For the right founder, that combination can be powerful. It is like being given fuel, a map, and a stronger engine at the same time. And in the climate startup world, that can make all the difference.
Conclusion
The CATAL1.5°T Accelerator in West Africa deserves attention from founders who are serious about building climate businesses with measurable impact and real commercial potential. It combines regional relevance, institutional backing, climate rigor, and practical venture support in a way that is still rare across the ecosystem. If we are eligible, prepared, and able to articulate both our climate value and our business path, this accelerator is not just worth browsing. It is worth pursuing with intention.
FAQs
1. What is the CATAL1.5°T Accelerator in West Africa?

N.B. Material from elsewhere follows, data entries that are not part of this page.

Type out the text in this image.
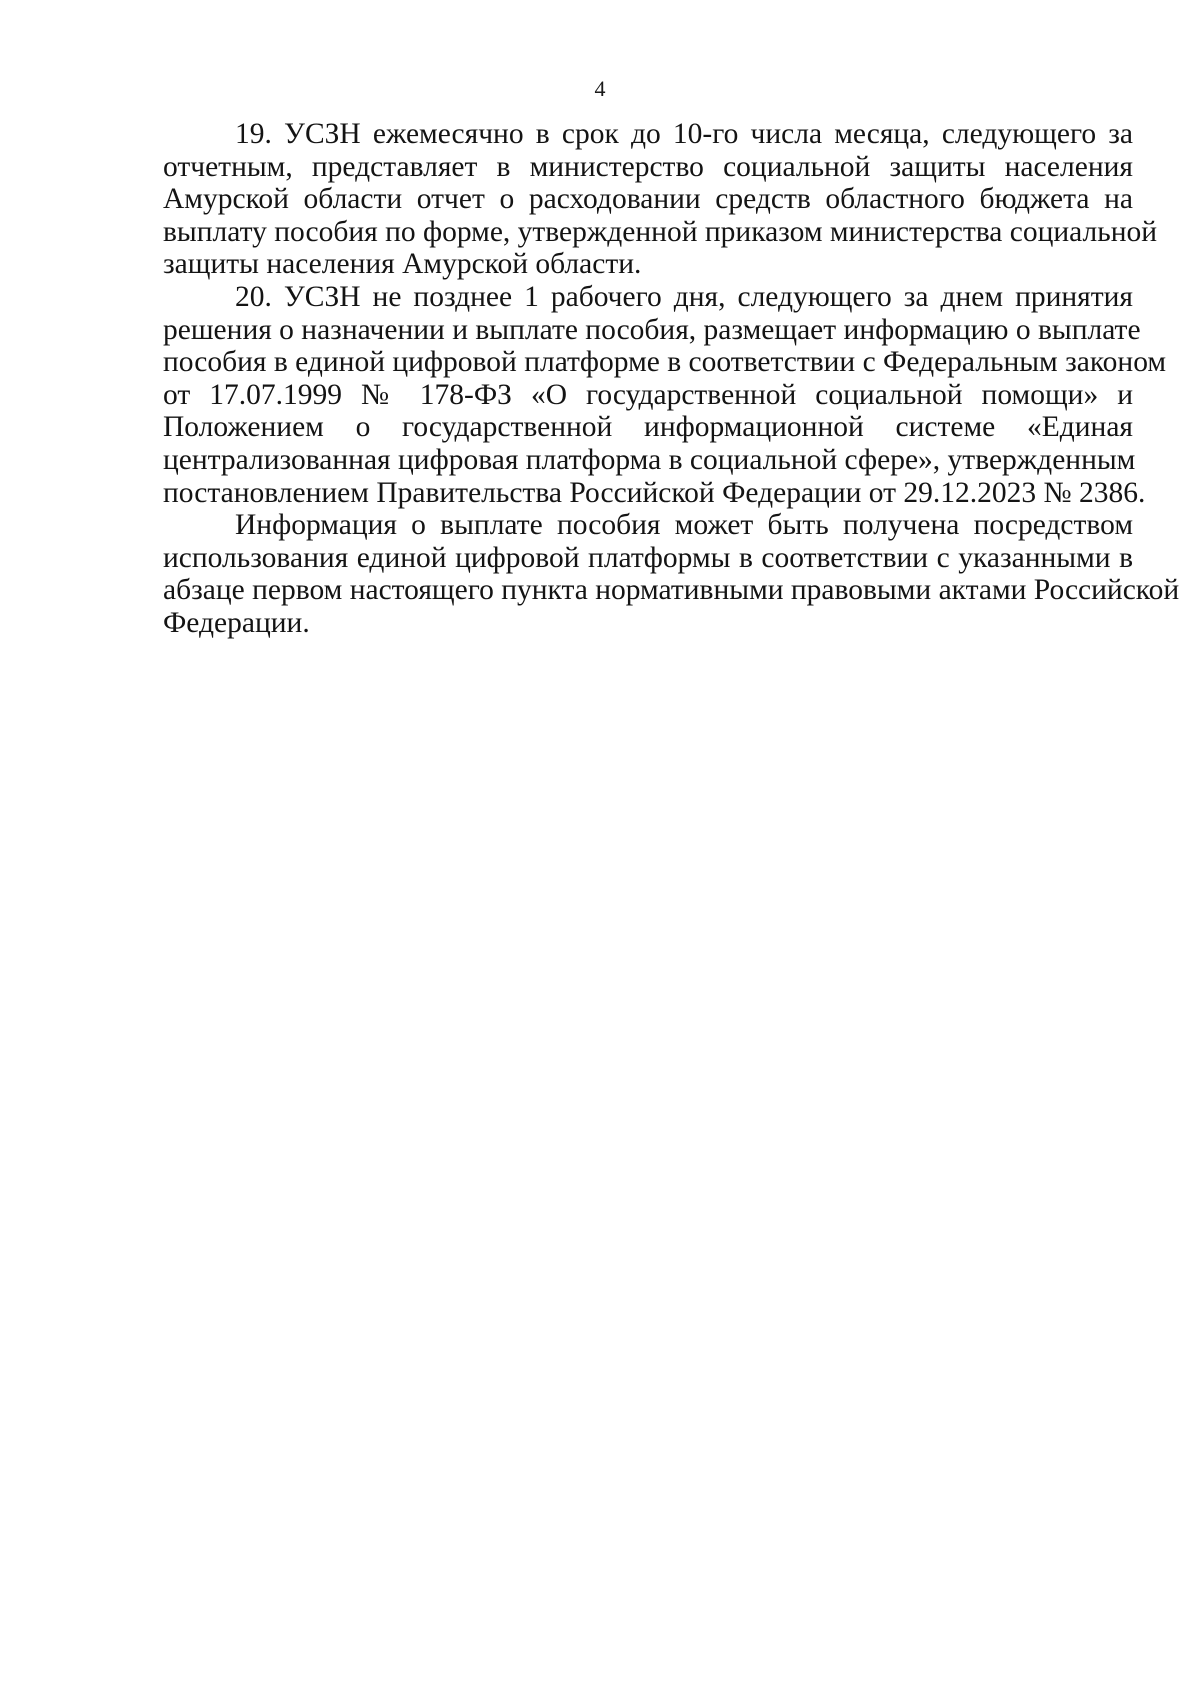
4

19. УСЗН ежемесячно в срок до 10-го числа месяца, следующего за
отчетным, представляет в министерство социальной защиты населения
Амурской области отчет о расходовании средств областного бюджета на
выплату пособия по форме, утвержденной приказом министерства социальной
защиты населения Амурской области.

20. УСЗН не позднее 1 рабочего дня, следующего за днем принятия
решения о назначении и выплате пособия, размещает информацию о выплате
пособия в единой цифровой платформе в соответствии с Федеральным законом
от 17.07.1999 № 178-ФЗ «О государственной социальной помощи» и
Положением о государственной информационной системе «Единая
централизованная цифровая платформа в социальной сфере», утвержденным
постановлением Правительства Российской Федерации от 29.12.2023 № 2386.

Информация о выплате пособия может быть получена посредством
использования единой цифровой платформы в соответствии с указанными в
абзаце первом настоящего пункта нормативными правовыми актами Российской
Федерации.
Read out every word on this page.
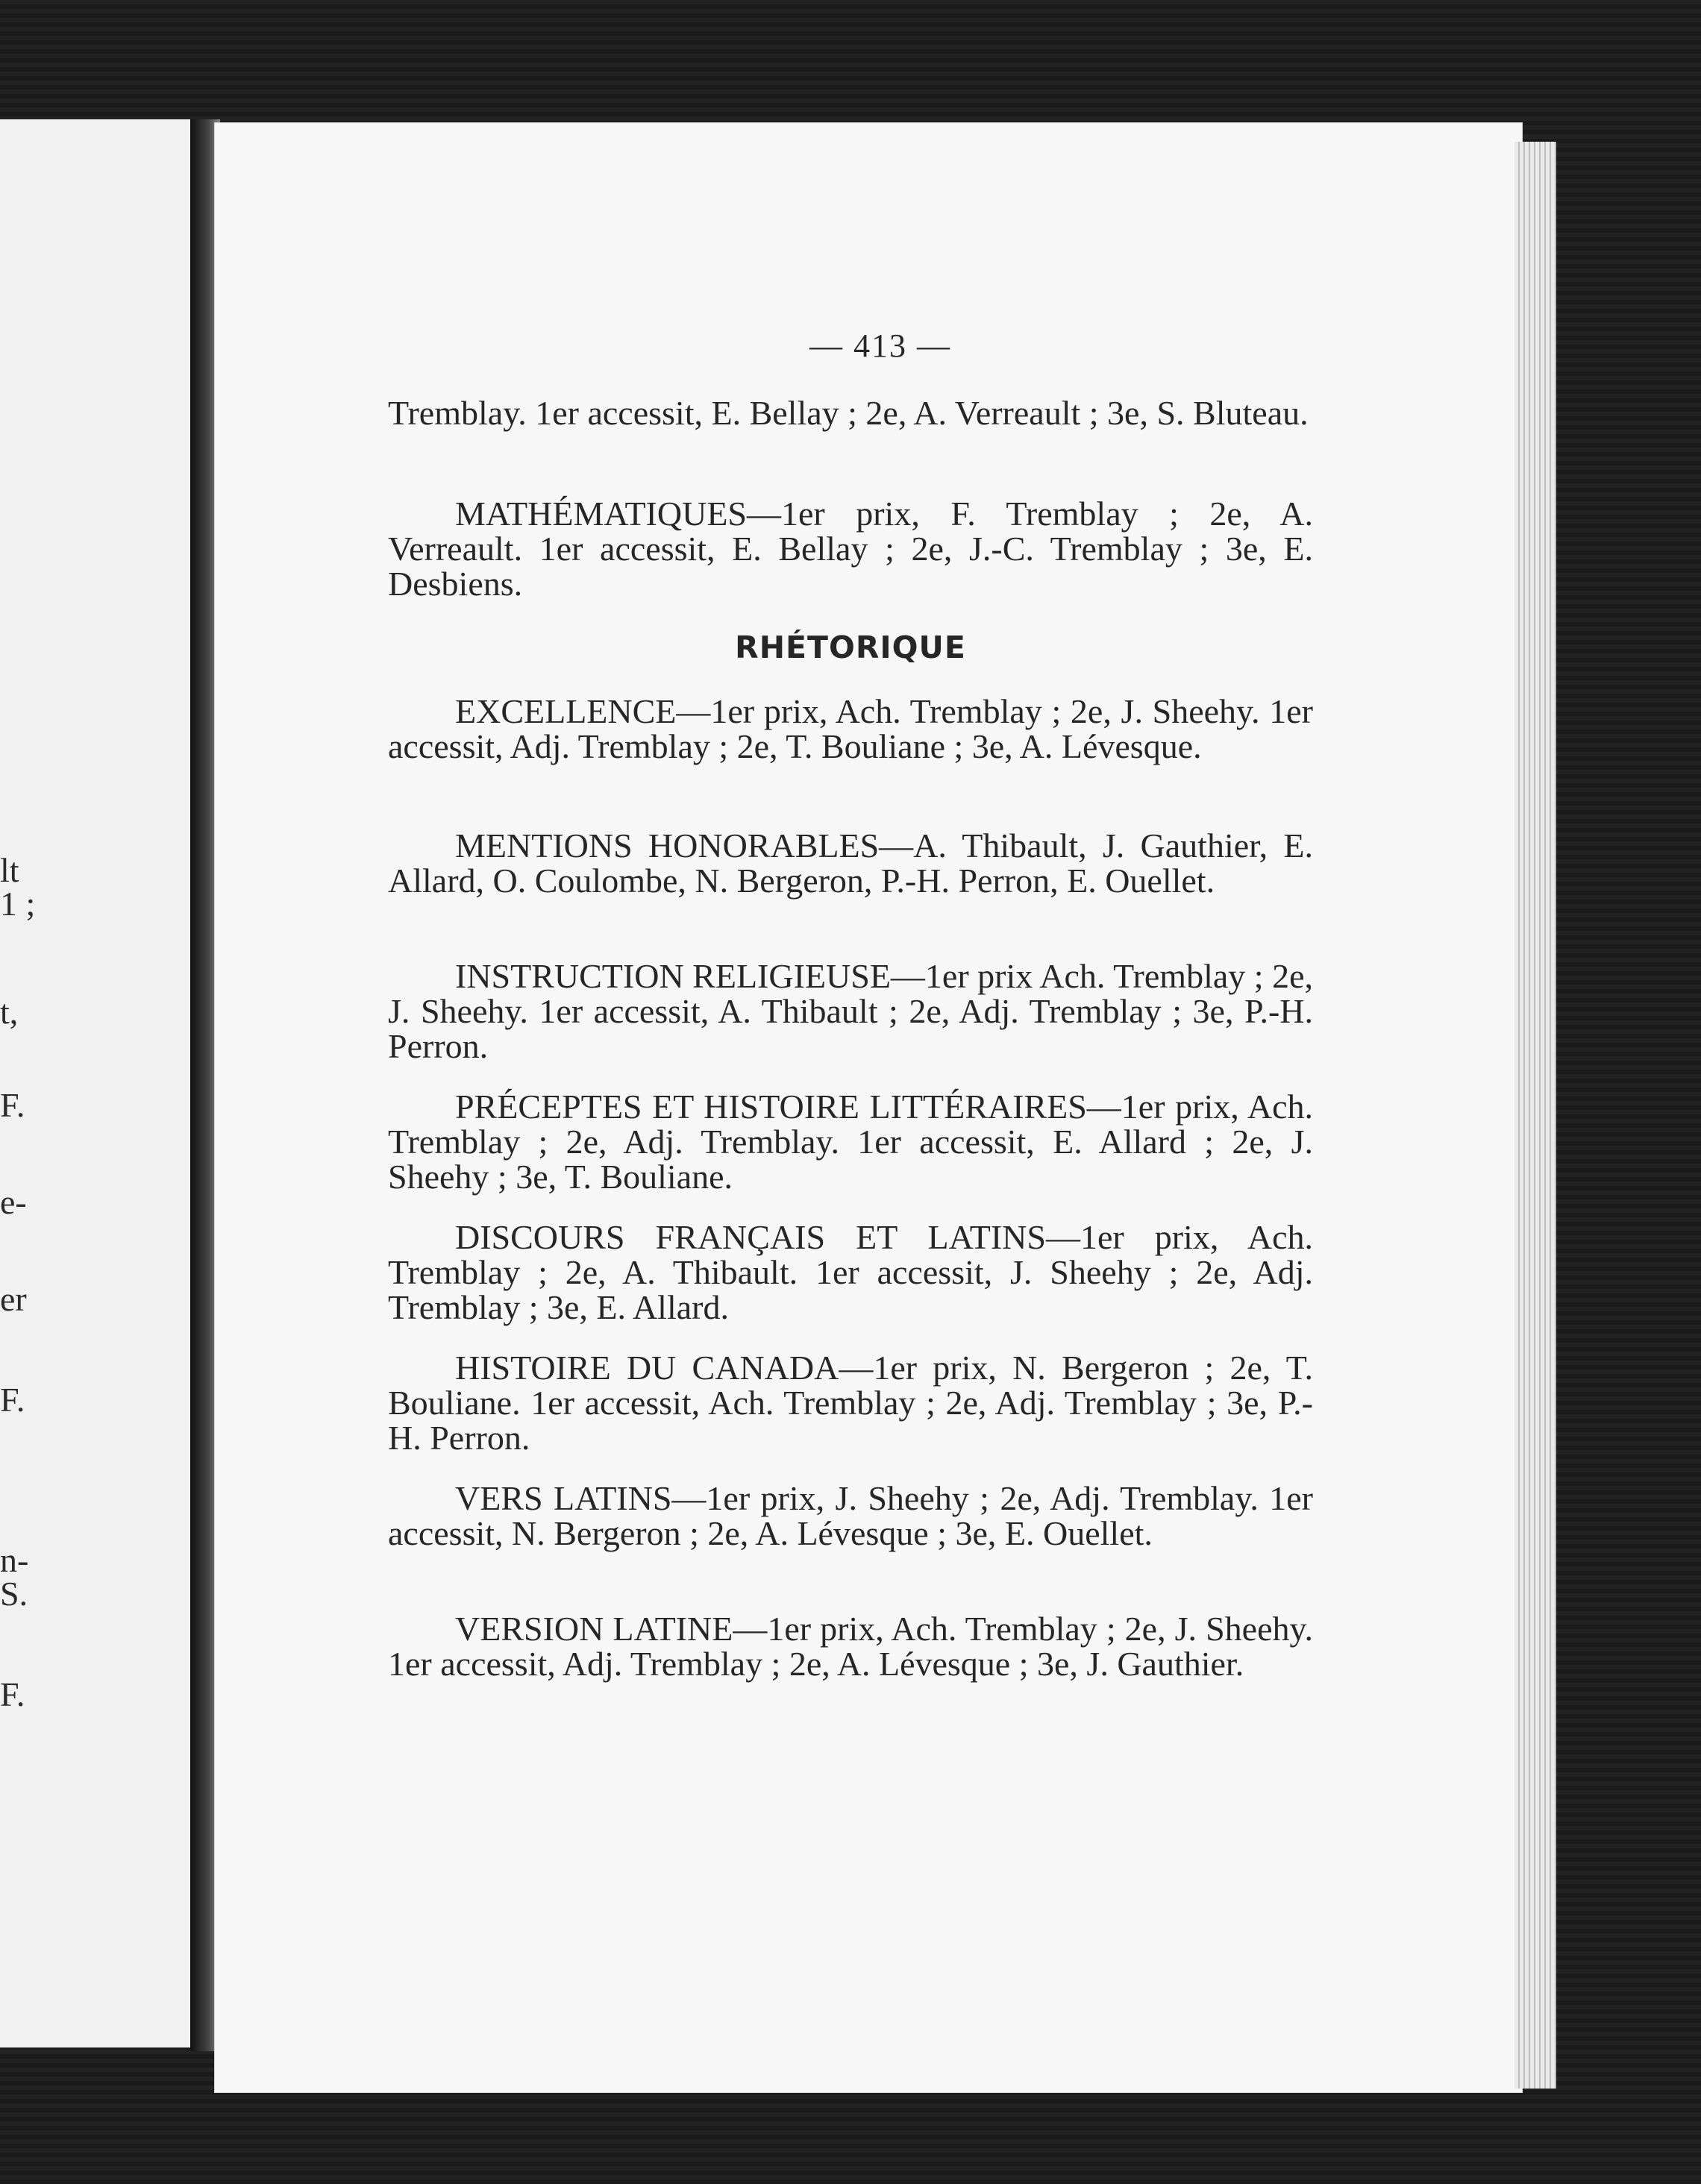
lt
1 ;
t,
F.
e-
er
F.
n-
S.
F.
— 413 —

Tremblay. 1er accessit, E. Bellay ; 2e, A. Verreault ; 3e, S. Bluteau.

MATHÉMATIQUES—1er prix, F. Tremblay ; 2e, A. Verreault. 1er accessit, E. Bellay ; 2e, J.-C. Tremblay ; 3e, E. Desbiens.

RHÉTORIQUE

EXCELLENCE—1er prix, Ach. Tremblay ; 2e, J. Sheehy. 1er accessit, Adj. Tremblay ; 2e, T. Bouliane ; 3e, A. Lévesque.

MENTIONS HONORABLES—A. Thibault, J. Gauthier, E. Allard, O. Coulombe, N. Bergeron, P.-H. Perron, E. Ouellet.

INSTRUCTION RELIGIEUSE—1er prix Ach. Tremblay ; 2e, J. Sheehy. 1er accessit, A. Thibault ; 2e, Adj. Tremblay ; 3e, P.-H. Perron.

PRÉCEPTES ET HISTOIRE LITTÉRAIRES—1er prix, Ach. Tremblay ; 2e, Adj. Tremblay. 1er accessit, E. Allard ; 2e, J. Sheehy ; 3e, T. Bouliane.

DISCOURS FRANÇAIS ET LATINS—1er prix, Ach. Tremblay ; 2e, A. Thibault. 1er accessit, J. Sheehy ; 2e, Adj. Tremblay ; 3e, E. Allard.

HISTOIRE DU CANADA—1er prix, N. Bergeron ; 2e, T. Bouliane. 1er accessit, Ach. Tremblay ; 2e, Adj. Tremblay ; 3e, P.-H. Perron.

VERS LATINS—1er prix, J. Sheehy ; 2e, Adj. Tremblay. 1er accessit, N. Bergeron ; 2e, A. Lévesque ; 3e, E. Ouellet.

VERSION LATINE—1er prix, Ach. Tremblay ; 2e, J. Sheehy. 1er accessit, Adj. Tremblay ; 2e, A. Lévesque ; 3e, J. Gauthier.
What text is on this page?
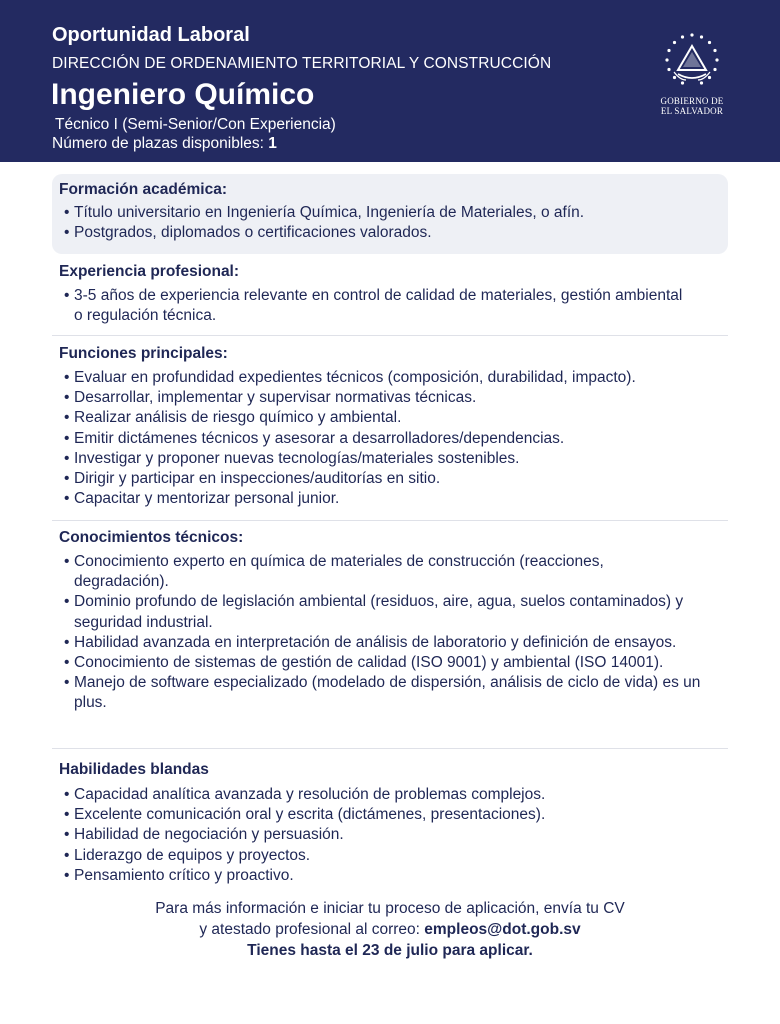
Oportunidad Laboral
DIRECCIÓN DE ORDENAMIENTO TERRITORIAL Y CONSTRUCCIÓN
Ingeniero Químico
Técnico I (Semi-Senior/Con Experiencia)
Número de plazas disponibles: 1
GOBIERNO DE
EL SALVADOR
Formación académica:
• Título universitario en Ingeniería Química, Ingeniería de Materiales, o afín.
• Postgrados, diplomados o certificaciones valorados.
Experiencia profesional:
• 3-5 años de experiencia relevante en control de calidad de materiales, gestión ambiental o regulación técnica.
Funciones principales:
• Evaluar en profundidad expedientes técnicos (composición, durabilidad, impacto).
• Desarrollar, implementar y supervisar normativas técnicas.
• Realizar análisis de riesgo químico y ambiental.
• Emitir dictámenes técnicos y asesorar a desarrolladores/dependencias.
• Investigar y proponer nuevas tecnologías/materiales sostenibles.
• Dirigir y participar en inspecciones/auditorías en sitio.
• Capacitar y mentorizar personal junior.
Conocimientos técnicos:
• Conocimiento experto en química de materiales de construcción (reacciones, degradación).
• Dominio profundo de legislación ambiental (residuos, aire, agua, suelos contaminados) y seguridad industrial.
• Habilidad avanzada en interpretación de análisis de laboratorio y definición de ensayos.
• Conocimiento de sistemas de gestión de calidad (ISO 9001) y ambiental (ISO 14001).
• Manejo de software especializado (modelado de dispersión, análisis de ciclo de vida) es un plus.
Habilidades blandas
• Capacidad analítica avanzada y resolución de problemas complejos.
• Excelente comunicación oral y escrita (dictámenes, presentaciones).
• Habilidad de negociación y persuasión.
• Liderazgo de equipos y proyectos.
• Pensamiento crítico y proactivo.
Para más información e iniciar tu proceso de aplicación, envía tu CV
y atestado profesional al correo: empleos@dot.gob.sv
Tienes hasta el 23 de julio para aplicar.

It is a climate-focused acceleration program for startups and SMEs in Francophone West Africa, designed to support ventures that reduce or avoid greenhouse gas emissions through funding, technical assistance, and climate-impact expertise.
2. Which countries are eligible for the program?
The program covers Benin, Burkina Faso, Côte d’Ivoire, Guinea, Mauritania, Niger, Senegal, and Togo.
3. How much funding can selected ventures receive?
Public materials describe support ranging from EUR 50,000 to EUR 200,000, with one partner listing citing an average of around EUR 100,000.
4. What sectors fit the accelerator best?
Relevant sectors include renewable energy, low-emission transport, circular economy, sustainable construction, waste management, agroforestry, and land-use solutions, among others tied to climate mitigation.
5. How do applicants start the process?